The lawsuit alleges that the plaintiffs and class members are due compensation for both compensatory and consequential damages incurred due to the data breach. These damages include, but are not limited to, the expenses related to the prevention, detection, and resolution of identity theft, tax fraud, and other unauthorized uses of their personal information. Furthermore, the defendant is obligated to enhance its data security mechanisms and supervision procedures, in addition to complying with subsequent audits of these systems and processes. The plaintiffs are also seeking the defendant’s continued commitment to providing satisfactory credit monitoring services for all parties involved in the lawsuit.
Call to Action
Two primary protection methods to secure sensitive data are access control and encryption. Proper access control ensures that only authorized individuals have access to specific data or systems.
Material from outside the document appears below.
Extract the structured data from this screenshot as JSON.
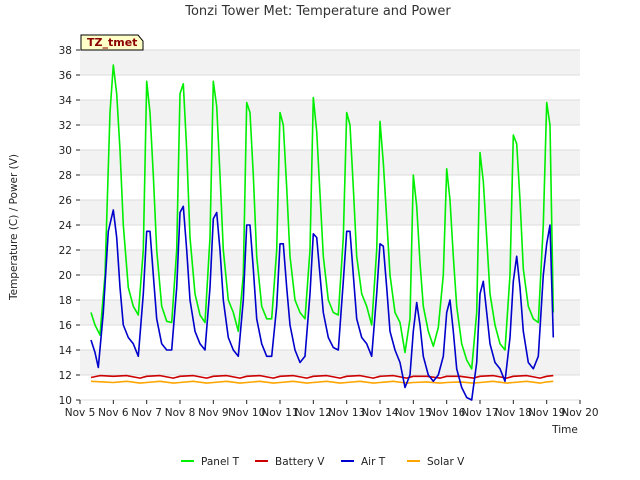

Access should be configured using the principle of least privilege in which users are given the minimum level of access to perform their job. This requires some method of identifying and authenticating users including user credentials, multifactor authentication (MFA), or biometric authentication. Access can be granted by assigned permissions, access lists, or role-based access control (RBAC) in which access is based on the role assigned to the designated user. Access to privileged areas should be monitored and regularly audited to identify any suspicious activity.
It is essential that organizations use robust encryption methods to protect sensitive data while at rest or in transit. If the data is accessed by an unauthorized party, the data will be unusable without access to the decryption keys which should be thoroughly protected. Encryption can be enforced using management policies using such tools as Group Policy or an MDM provider.